Si Macron et Pécresse s’affrontent au second tour le 24 avril, ce sera en effet un choix entre Brie et Camembert, Bourgogne et Bordeaux, une question de goût, de jugement et d’allégeance, plutôt que de différences fondamentales. Ils sont tous deux dans le même camp managérial pro-européen, pro-marché, qui commande actuellement l’allégeance d’environ 30 pour cent des électeurs français.

Un autre 30 pour cent soutient la gauche mais ils sont désespérément dispersés entre 6 ou 7 candidats. Aucun d’entre eux n’a plus de 10 pour cent de soutien. À moins que quelque chose de très dramatique ne se produise, il n’y aura aucun candidat de gauche ou vert dans le top quatre le 10 avril, sans parler des deux premiers. De nombreuses personnes de la gauche pourraient être obligées de voter de façon maussade contre l’extrême droite deux semaines plus tard.

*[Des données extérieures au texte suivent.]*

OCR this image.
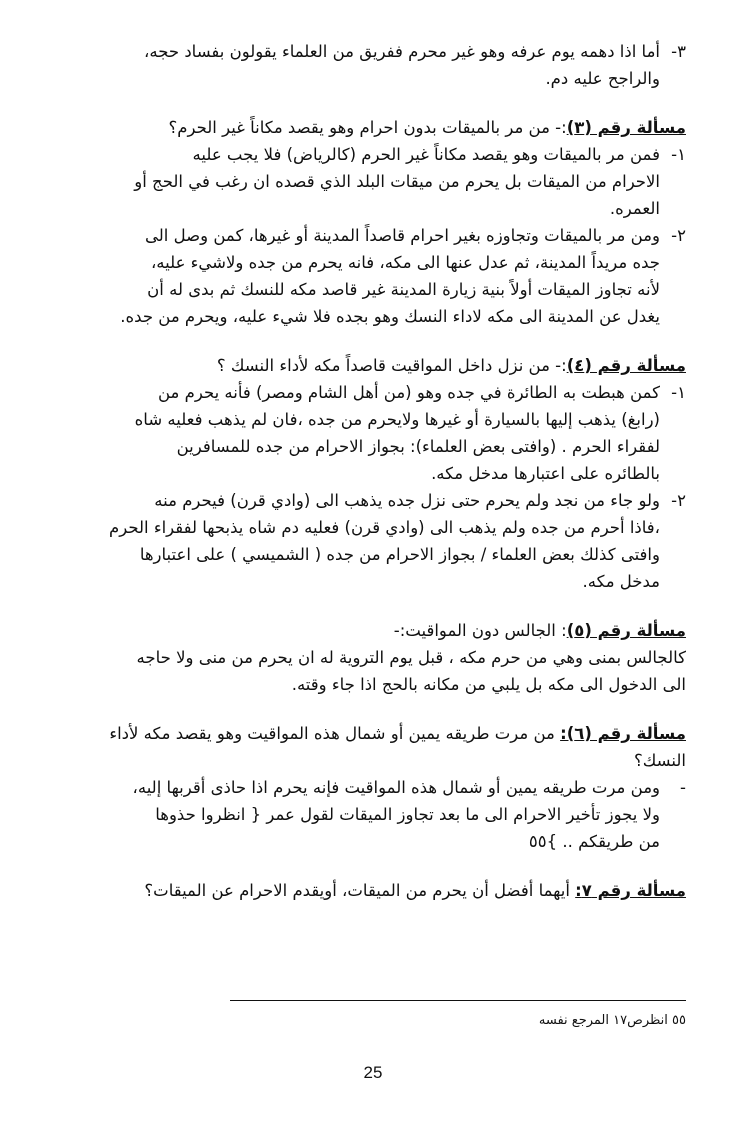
٣-أما اذا دهمه يوم عرفه وهو غير محرم ففريق من العلماء يقولون بفساد حجه،
والراجح عليه دم.
مسألة رقم (٣):- من مر بالميقات بدون احرام وهو يقصد مكاناً غير الحرم؟
١-فمن مر بالميقات وهو يقصد مكاناً غير الحرم (كالرياض) فلا يجب عليه
الاحرام من الميقات بل يحرم من ميقات البلد الذي قصده ان رغب في الحج أو
العمره.
٢-ومن مر بالميقات وتجاوزه بغير احرام قاصداً المدينة أو غيرها، كمن وصل الى
جده مريداً المدينة، ثم عدل عنها الى مكه، فانه يحرم من جده ولاشيء عليه،
لأنه تجاوز الميقات أولاً بنية زيارة المدينة غير قاصد مكه للنسك ثم بدى له أن
يغدل عن المدينة الى مكه لاداء النسك وهو بجده فلا شيء عليه، ويحرم من جده.
مسألة رقم (٤):- من نزل داخل المواقيت قاصداً مكه لأداء النسك ؟
١-كمن هبطت به الطائرة في جده وهو (من أهل الشام ومصر) فأنه يحرم من
(رابغ) يذهب إليها بالسيارة أو غيرها ولايحرم من جده ،فان لم يذهب فعليه شاه
لفقراء الحرم . (وافتى بعض العلماء): بجواز الاحرام من جده للمسافرين
بالطائره على اعتبارها مدخل مكه.
٢-ولو جاء من نجد ولم يحرم حتى نزل جده يذهب الى (وادي قرن) فيحرم منه
،فاذا أحرم من جده ولم يذهب الى (وادي قرن) فعليه دم شاه يذبحها لفقراء الحرم
وافتى كذلك بعض العلماء / بجواز الاحرام من جده ( الشميسي ) على اعتبارها
مدخل مكه.
مسألة رقم (٥): الجالس دون المواقيت:-
كالجالس بمنى وهي من حرم مكه ، قبل يوم التروية له ان يحرم من منى ولا حاجه
الى الدخول الى مكه بل يلبي من مكانه بالحج اذا جاء وقته.
مسألة رقم (٦): من مرت طريقه يمين أو شمال هذه المواقيت وهو يقصد مكه لأداء
النسك؟
-ومن مرت طريقه يمين أو شمال هذه المواقيت فإنه يحرم اذا حاذى أقربها إليه،
ولا يجوز تأخير الاحرام الى ما بعد تجاوز الميقات لقول عمر { انظروا حذوها
من طريقكم .. }٥٥
مسألة رقم ٧: أيهما أفضل أن يحرم من الميقات، أويقدم الاحرام عن الميقات؟
٥٥ انظرص١٧ المرجع نفسه
25
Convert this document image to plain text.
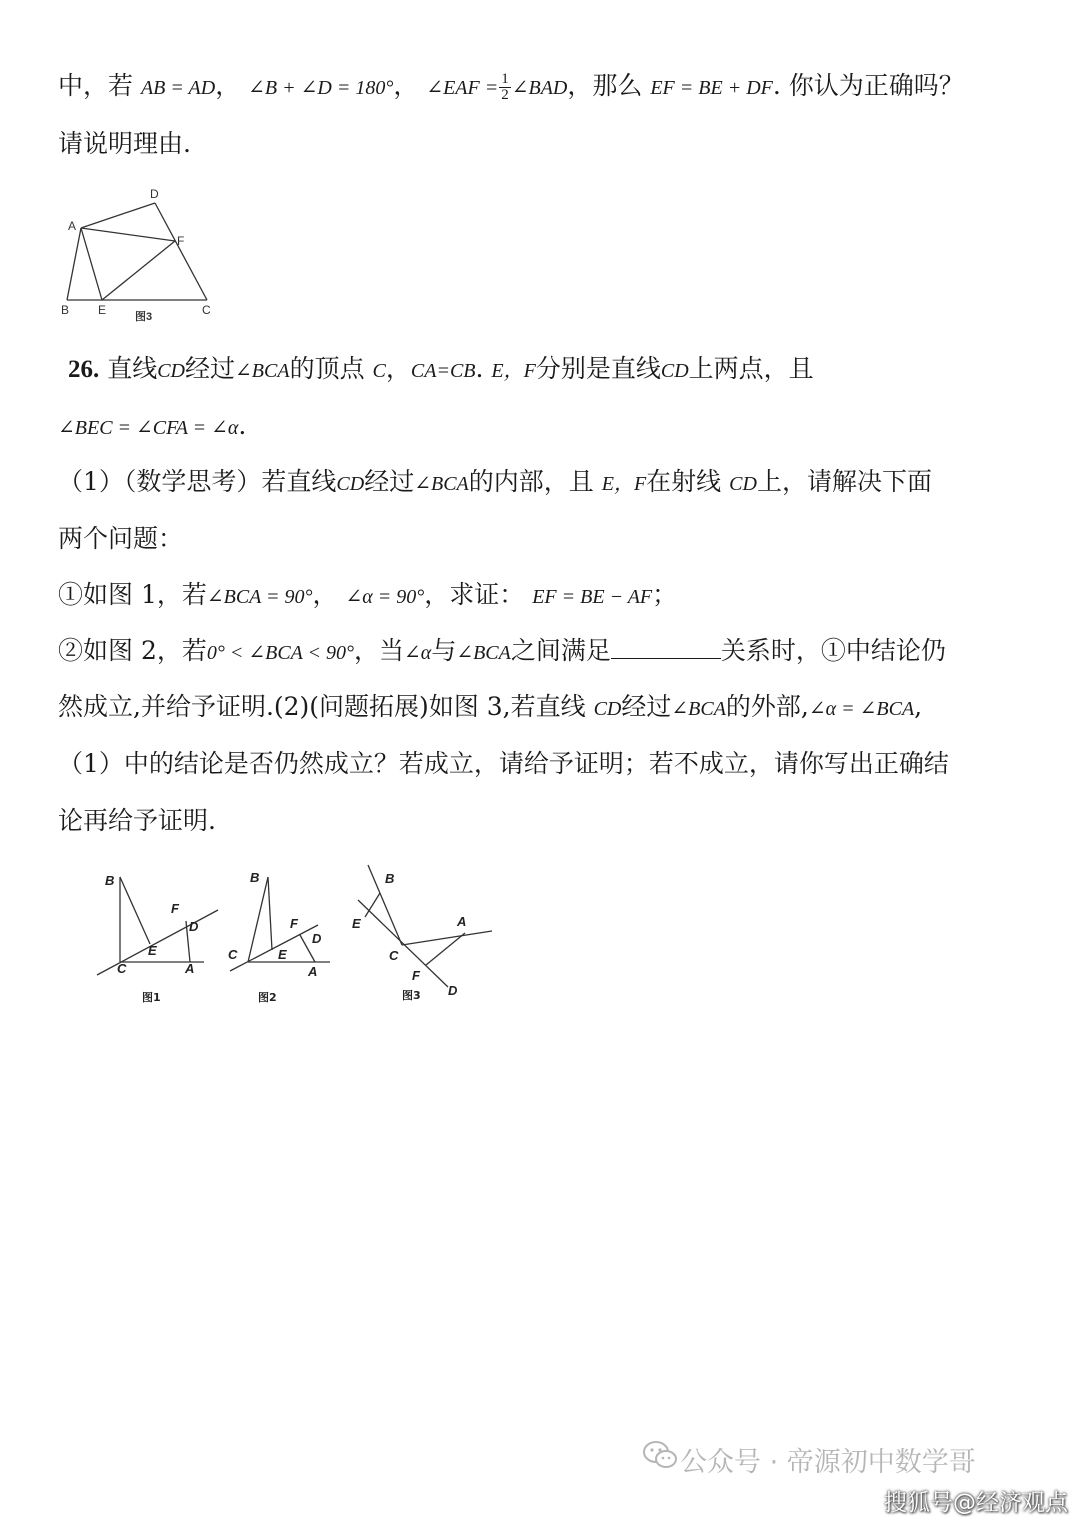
中，若 AB = AD， ∠B + ∠D = 180°， ∠EAF = $\frac{1}{2}$ ∠BAD，那么 EF = BE + DF. 你认为正确吗？
请说明理由.
D
A
F
B E	C
图3
26. 直线CD经过∠BCA的顶点 C，CA=CB. E，F分别是直线CD上两点，且
∠BEC = ∠CFA = ∠α.
（1）（数学思考）若直线CD经过∠BCA的内部，且 E，F在射线 CD上，请解决下面
两个问题：
①如图 1，若∠BCA = 90°， ∠α = 90°，求证： EF = BE − AF；
②如图 2，若0° < ∠BCA < 90°，当∠α与∠BCA之间满足	关系时，①中结论仍
然成立,并给予证明.(2)(问题拓展)如图 3,若直线 CD经过∠BCA的外部,∠α = ∠BCA,
（1）中的结论是否仍然成立？若成立，请给予证明；若不成立，请你写出正确结
论再给予证明.
B
F
D
E
C	A
图1
B
F
D
C	E
A
图2
B
E	A
C
F
D
图3
公众号 · 帝源初中数学哥
搜狐号@经济观点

Les 30 % restants des électeurs français – ou plutôt plus – souhaitent voir un président d’extrême droite ou d’extrême droite. Ils ne font plus de distinction entre ces catégories. Ils sont eurosceptiques ou europhobes, nationalistes ou carrément xénophobes.

La frontière entre ce bloc nationaliste et le centre-droit modéré Macron-Pécresse passe désormais quasiment par le milieu du parti Les Républicains. Certains des 39% de membres du parti qui ont voté pour Ciotti samedi (et leurs équivalents dans l’ensemble de l’électorat) soutiendront Pécresse. Beaucoup ne le feront pas.

Pour atteindre le deuxième tour, Pécresse comptera sur la fonte du vote Zemmour – mais pas trop. Elle doit reconquérir les électeurs de centre-droit qui ont migré vers lui. Mais elle a besoin de lui pour garder les électeurs qu’il a pris à Le Pen.

Elle a besoin d’une bataille à trois pour la deuxième place le 10 avril dans laquelle elle pourra devancer Le Pen et Zemmour. Elle serait alors soutenue par une grande partie de la gauche haïssant Macron au deuxième tour (qui la détesterait joyeusement pendant les cinq prochaines années).

Je pense qu’il est, dans l’ensemble, peu probable que Pécresse remporte la présidence. Elle pourrait. Si c’était le cas, rien de très dramatique ne changerait.

La grande bataille pour l’âme de la France – démocratique ou autoritaire ; Européen ou ultra-nationaliste – peut-être à venir. Mais cela se produira en 2027, pas en 2022.